Bu askerlerin hangi ülkelerden çağrılacağı, sayılarının ne olacağı ne kadar süreyle ülkemizde kalacakları, görevlerinin ne olacağı, konuşlandırılacakları yerler ivedilikle kamuoyuna açıklanmalıdır.

2003'te Irak'a müdahale etmek üzere 65.000 ABD askeri Diyarbakır'a indirilecekti. Bu teskere son anda engellenmişti.

Sonrasında bu harekatın riskleri için öyle yorumlar yapıldı ki tüylerimiz ürpermişti.

EY BÜYÜK ATA'M...

Senin eğitim ordunun neferlerini bazıları ne duruma düşürdüler görüyor musun?

Fotoğrafların var. Öğretmen kürsüde ders anlatırken sen ayakta bekliyorsun, öğrencilerinin arasında pür dikkat onu izliyorsun. Bugünse yeni yetme bir kaymakam öğretmeni öğrencilerinin gözü önünde kendi sınıfında "Haddini bil" diye azarlayabiliyor.

Ona sahip çıkması gereken M.E. Bakanı ise kaymakam hakkında soruşturma yapılması için İçişleri Bakanı ile temasa geçmesi gerekirken... Konuşmasının içinde yer alan kuru bir "kınama" ile yetiniyor.
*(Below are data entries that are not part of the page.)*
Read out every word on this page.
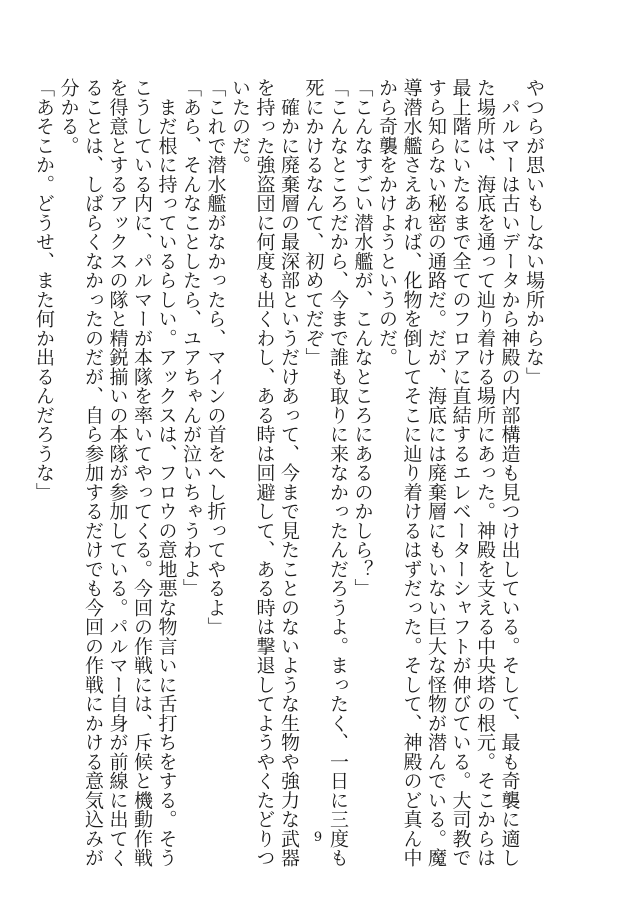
やつらが思いもしない場所からな」
　パルマーは古いデータから神殿の内部構造も見つけ出している。そして、最も奇襲に適し
た場所は、海底を通って辿り着ける場所にあった。神殿を支える中央塔の根元。そこからは
最上階にいたるまで全てのフロアに直結するエレベーターシャフトが伸びている。大司教で
すら知らない秘密の通路だ。だが、海底には廃棄層にもいない巨大な怪物が潜んでいる。魔
導潜水艦さえあれば、化物を倒してそこに辿り着けるはずだった。そして、神殿のど真ん中
から奇襲をかけようというのだ。
「こんなすごい潜水艦が、こんなところにあるのかしら？」
「こんなところだから、今まで誰も取りに来なかったんだろうよ。まったく、一日に三度も
死にかけるなんて、初めてだぞ」
　確かに廃棄層の最深部というだけあって、今まで見たことのないような生物や強力な武器
を持った強盗団に何度も出くわし、ある時は回避して、ある時は撃退してようやくたどりつ
いたのだ。
「これで潜水艦がなかったら、マインの首をへし折ってやるよ」
「あら、そんなことしたら、ユアちゃんが泣いちゃうわよ」
　まだ根に持っているらしい。アックスは、フロウの意地悪な物言いに舌打ちをする。そう
こうしている内に、パルマーが本隊を率いてやってくる。今回の作戦には、斥候と機動作戦
を得意とするアックスの隊と精鋭揃いの本隊が参加している。パルマー自身が前線に出てく
ることは、しばらくなかったのだが、自ら参加するだけでも今回の作戦にかける意気込みが
分かる。
「あそこか。どうせ、また何か出るんだろうな」
9
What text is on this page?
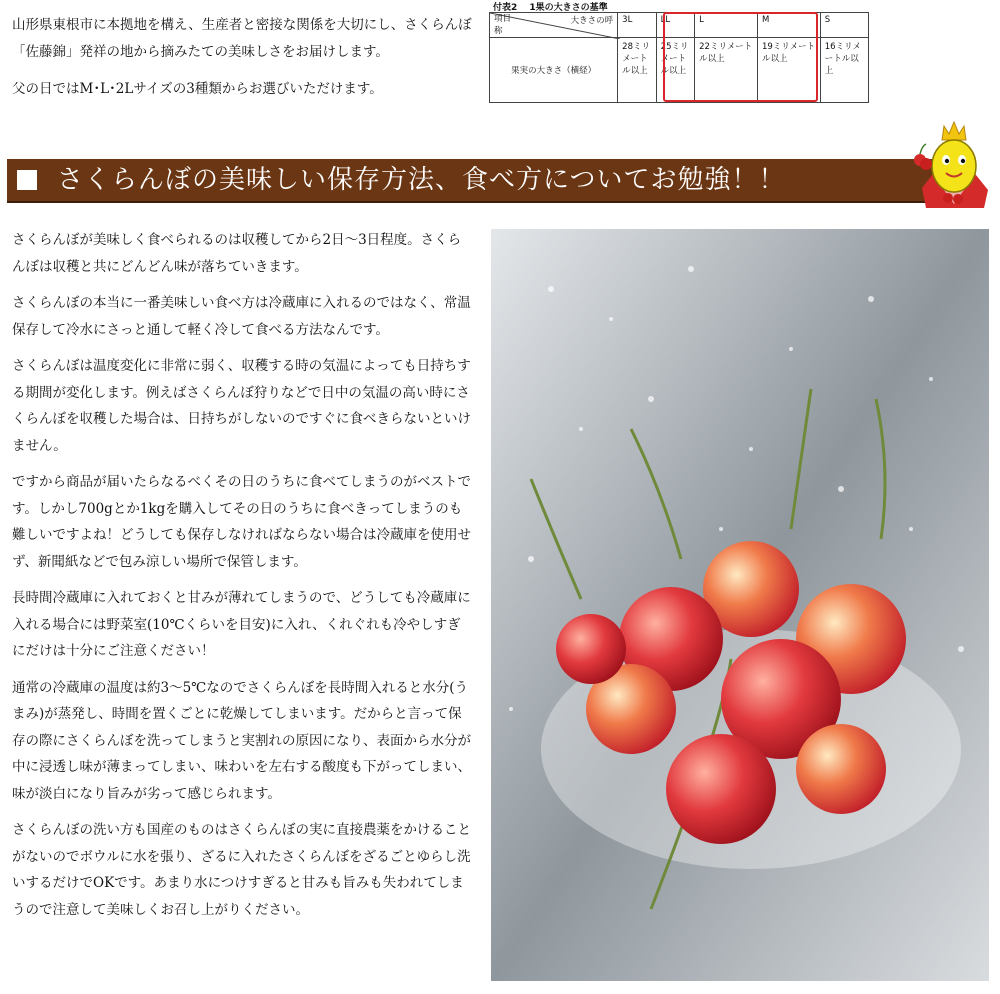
山形県東根市に本拠地を構え、生産者と密接な関係を大切にし、さくらんぼ「佐藤錦」発祥の地から摘みたての美味しさをお届けします。

父の日ではM･L･2Lサイズの3種類からお選びいただけます。

付表2　 1果の大きさの基準
大きさの呼
項目
称	3L	LL	L	M	S
果実の大きさ（横経）	28ミリメートル以上	25ミリメートル以上	22ミリメートル以上	19ミリメートル以上	16ミリメートル以上
さくらんぼの美味しい保存方法、食べ方についてお勉強！！

さくらんぼが美味しく食べられるのは収穫してから2日～3日程度。さくらんぼは収穫と共にどんどん味が落ちていきます。

さくらんぼの本当に一番美味しい食べ方は冷蔵庫に入れるのではなく、常温保存して冷水にさっと通して軽く冷して食べる方法なんです。

さくらんぼは温度変化に非常に弱く、収穫する時の気温によっても日持ちする期間が変化します。例えばさくらんぼ狩りなどで日中の気温の高い時にさくらんぼを収穫した場合は、日持ちがしないのですぐに食べきらないといけません。

ですから商品が届いたらなるべくその日のうちに食べてしまうのがベストです。しかし700gとか1kgを購入してその日のうちに食べきってしまうのも難しいですよね！どうしても保存しなければならない場合は冷蔵庫を使用せず、新聞紙などで包み涼しい場所で保管します。

長時間冷蔵庫に入れておくと甘みが薄れてしまうので、どうしても冷蔵庫に入れる場合には野菜室(10℃くらいを目安)に入れ、くれぐれも冷やしすぎにだけは十分にご注意ください！

通常の冷蔵庫の温度は約3～5℃なのでさくらんぼを長時間入れると水分(うまみ)が蒸発し、時間を置くごとに乾燥してしまいます。だからと言って保存の際にさくらんぼを洗ってしまうと実割れの原因になり、表面から水分が中に浸透し味が薄まってしまい、味わいを左右する酸度も下がってしまい、味が淡白になり旨みが劣って感じられます。

さくらんぼの洗い方も国産のものはさくらんぼの実に直接農薬をかけることがないのでボウルに水を張り、ざるに入れたさくらんぼをざるごとゆらし洗いするだけでOKです。あまり水につけすぎると甘みも旨みも失われてしまうので注意して美味しくお召し上がりください。
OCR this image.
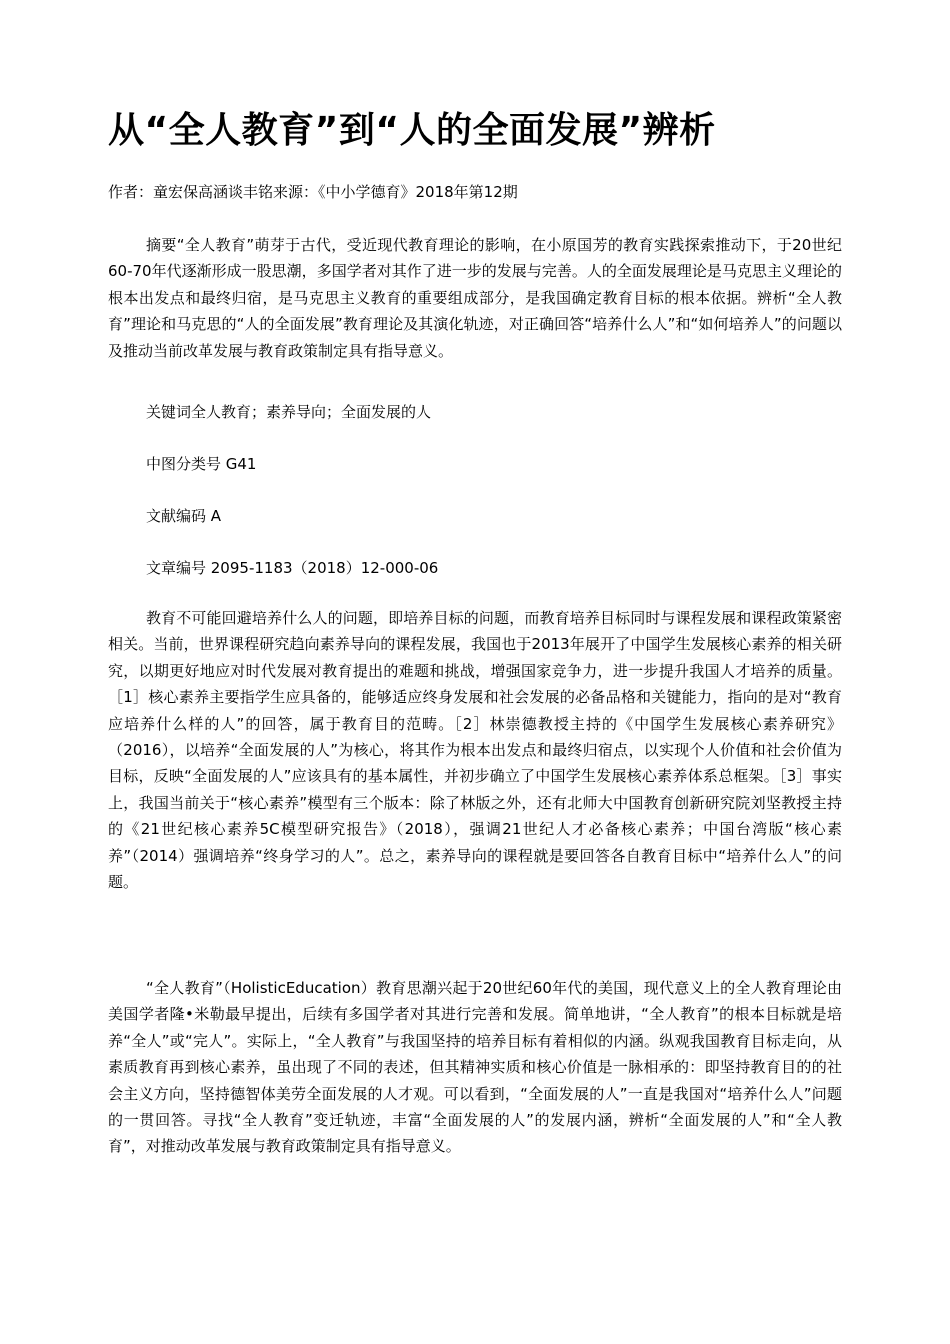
从“全人教育”到“人的全面发展”辨析

作者：童宏保高涵谈丰铭来源：《中小学德育》2018年第12期

摘要“全人教育”萌芽于古代，受近现代教育理论的影响，在小原国芳的教育实践探索推动下，于20世纪60-70年代逐渐形成一股思潮，多国学者对其作了进一步的发展与完善。人的全面发展理论是马克思主义理论的根本出发点和最终归宿，是马克思主义教育的重要组成部分，是我国确定教育目标的根本依据。辨析“全人教育”理论和马克思的“人的全面发展”教育理论及其演化轨迹，对正确回答“培养什么人”和“如何培养人”的问题以及推动当前改革发展与教育政策制定具有指导意义。

关键词全人教育；素养导向；全面发展的人

中图分类号 G41

文献编码 A

文章编号 2095-1183（2018）12-000-06

教育不可能回避培养什么人的问题，即培养目标的问题，而教育培养目标同时与课程发展和课程政策紧密相关。当前，世界课程研究趋向素养导向的课程发展，我国也于2013年展开了中国学生发展核心素养的相关研究，以期更好地应对时代发展对教育提出的难题和挑战，增强国家竞争力，进一步提升我国人才培养的质量。［1］核心素养主要指学生应具备的，能够适应终身发展和社会发展的必备品格和关键能力，指向的是对“教育应培养什么样的人”的回答，属于教育目的范畴。［2］林崇德教授主持的《中国学生发展核心素养研究》（2016），以培养“全面发展的人”为核心，将其作为根本出发点和最终归宿点，以实现个人价值和社会价值为目标，反映“全面发展的人”应该具有的基本属性，并初步确立了中国学生发展核心素养体系总框架。［3］事实上，我国当前关于“核心素养”模型有三个版本：除了林版之外，还有北师大中国教育创新研究院刘坚教授主持的《21世纪核心素养5C模型研究报告》（2018），强调21世纪人才必备核心素养；中国台湾版“核心素养”（2014）强调培养“终身学习的人”。总之，素养导向的课程就是要回答各自教育目标中“培养什么人”的问题。

“全人教育”（HolisticEducation）教育思潮兴起于20世纪60年代的美国，现代意义上的全人教育理论由美国学者隆•米勒最早提出，后续有多国学者对其进行完善和发展。简单地讲，“全人教育”的根本目标就是培养“全人”或“完人”。实际上，“全人教育”与我国坚持的培养目标有着相似的内涵。纵观我国教育目标走向，从素质教育再到核心素养，虽出现了不同的表述，但其精神实质和核心价值是一脉相承的：即坚持教育目的的社会主义方向，坚持德智体美劳全面发展的人才观。可以看到，“全面发展的人”一直是我国对“培养什么人”问题的一贯回答。寻找“全人教育”变迁轨迹，丰富“全面发展的人”的发展内涵，辨析“全面发展的人”和“全人教育”，对推动改革发展与教育政策制定具有指导意义。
Nerede öğretmeninin haklarını sonuna kadar savunan Senin Bakanın Mustafa Necatiler, Hasan Âli Yüceller?... Nereden nerelere geldik. Biz duayen öğretmenler acılıyız yaralıyız...
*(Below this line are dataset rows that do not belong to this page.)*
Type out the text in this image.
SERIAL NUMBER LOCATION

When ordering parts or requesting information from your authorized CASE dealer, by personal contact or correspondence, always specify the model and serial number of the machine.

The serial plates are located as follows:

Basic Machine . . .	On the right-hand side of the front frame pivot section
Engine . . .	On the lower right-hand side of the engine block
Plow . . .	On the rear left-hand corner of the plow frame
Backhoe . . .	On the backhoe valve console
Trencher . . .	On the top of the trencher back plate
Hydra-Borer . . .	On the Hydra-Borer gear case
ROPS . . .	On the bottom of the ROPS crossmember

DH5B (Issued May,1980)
CANDAN AÇTIK CEHLE KARŞI BİR SAVAŞ.

1950'li yılların sonu öğretmen okulunda okuyan öğretmen adaylarıyız. Bayram törenlerine topluca gidiyoruz. Yolda marşalar söyleyerek:

Alnımızda bilgilerden bir çelenk,

Nura doğru can atan Türk genciyiz.

.

Candan açtık cehle karşı bir savaş,

Ey bu yolda ant içen genç arkadaş..

Gözlerimiz yaşarıyor söylerken. Biliyoruz ki devletimiz, bakanımız bizim arkamızda. Birçoğumuz atama öncesinde "Türk bayrağının dalgalandığı her yerde görev yapmaya hazırım." Biçiminde dilekçe vermiş.

Mezuniyet öncesindeyiz, haziran sonunda sınavlarımız bittiği zaman telgrafla mezunların adları bakanlığımıza bildirilecek ve 1 Temmuz'dan başlayarak "Depo Tayin" yapılacak maaşlarımızı alacağız. Atama sırasında adam kayırma yapılmayacak, işlemler tarafsızca yapılacak.
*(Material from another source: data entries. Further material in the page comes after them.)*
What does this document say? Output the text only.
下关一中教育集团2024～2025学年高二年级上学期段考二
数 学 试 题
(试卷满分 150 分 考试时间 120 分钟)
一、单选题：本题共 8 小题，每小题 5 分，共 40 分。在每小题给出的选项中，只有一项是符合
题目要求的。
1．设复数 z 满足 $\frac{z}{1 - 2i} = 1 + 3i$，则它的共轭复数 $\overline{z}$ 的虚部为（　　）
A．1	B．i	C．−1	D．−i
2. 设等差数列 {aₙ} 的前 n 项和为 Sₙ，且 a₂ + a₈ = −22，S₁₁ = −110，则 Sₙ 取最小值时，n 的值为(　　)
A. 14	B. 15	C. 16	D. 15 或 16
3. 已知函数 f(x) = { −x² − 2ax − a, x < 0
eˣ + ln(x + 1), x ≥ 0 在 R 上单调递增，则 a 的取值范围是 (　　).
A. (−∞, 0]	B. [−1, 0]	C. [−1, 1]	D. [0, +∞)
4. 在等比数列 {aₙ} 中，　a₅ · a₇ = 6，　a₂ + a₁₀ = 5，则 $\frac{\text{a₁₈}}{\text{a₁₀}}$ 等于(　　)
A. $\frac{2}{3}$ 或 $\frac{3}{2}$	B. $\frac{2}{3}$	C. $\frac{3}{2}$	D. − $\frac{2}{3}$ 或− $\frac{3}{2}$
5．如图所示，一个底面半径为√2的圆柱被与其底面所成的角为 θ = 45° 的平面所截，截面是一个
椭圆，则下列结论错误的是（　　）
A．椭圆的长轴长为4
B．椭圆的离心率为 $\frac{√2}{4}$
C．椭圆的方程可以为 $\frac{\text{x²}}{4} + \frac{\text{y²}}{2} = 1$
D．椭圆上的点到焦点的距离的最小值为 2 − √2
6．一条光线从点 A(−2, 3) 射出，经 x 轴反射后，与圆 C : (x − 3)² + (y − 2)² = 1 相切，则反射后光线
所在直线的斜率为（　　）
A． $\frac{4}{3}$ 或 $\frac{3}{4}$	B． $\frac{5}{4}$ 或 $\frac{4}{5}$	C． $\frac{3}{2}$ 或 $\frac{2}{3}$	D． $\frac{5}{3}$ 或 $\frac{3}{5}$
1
Görev yerlerimize giderken "Donatım Bedeli" adı altında bir ödenek verilecek göreve başlarken bekar evimizi az çok donatacak bir ödenektir bu (Öncesinde tam donanımlı bir bekar evine yetecek kadar)

Vatanımızı çok seviyorduk. Ülkemize ve ülkemizin geleceğini inşa etmeye hazırdık. Ümitlerimiz ve ideallerimiz vardı.

Şimdi geldiğimiz noktada gençlerimiz mezun olsa da yıllarca iş bekleyecek, arkası olanlar aradan sıyrılıp görevlere atanacaklar. Ülkenin geleceğine ilişkin umutları azalmış. İş bulsa bile boğaz tokluğuna çalışacak. Üçte biri yurtdışına gitmeyi düşünüyor.

Her şeye karşın umutsuz olmayalım, gençlerimizle el ele verelim. Bizi bu ideallere ulaştıracak tavrı alalım. Her şeyin daha güzel olacağı günlere birlikte ulaşalım.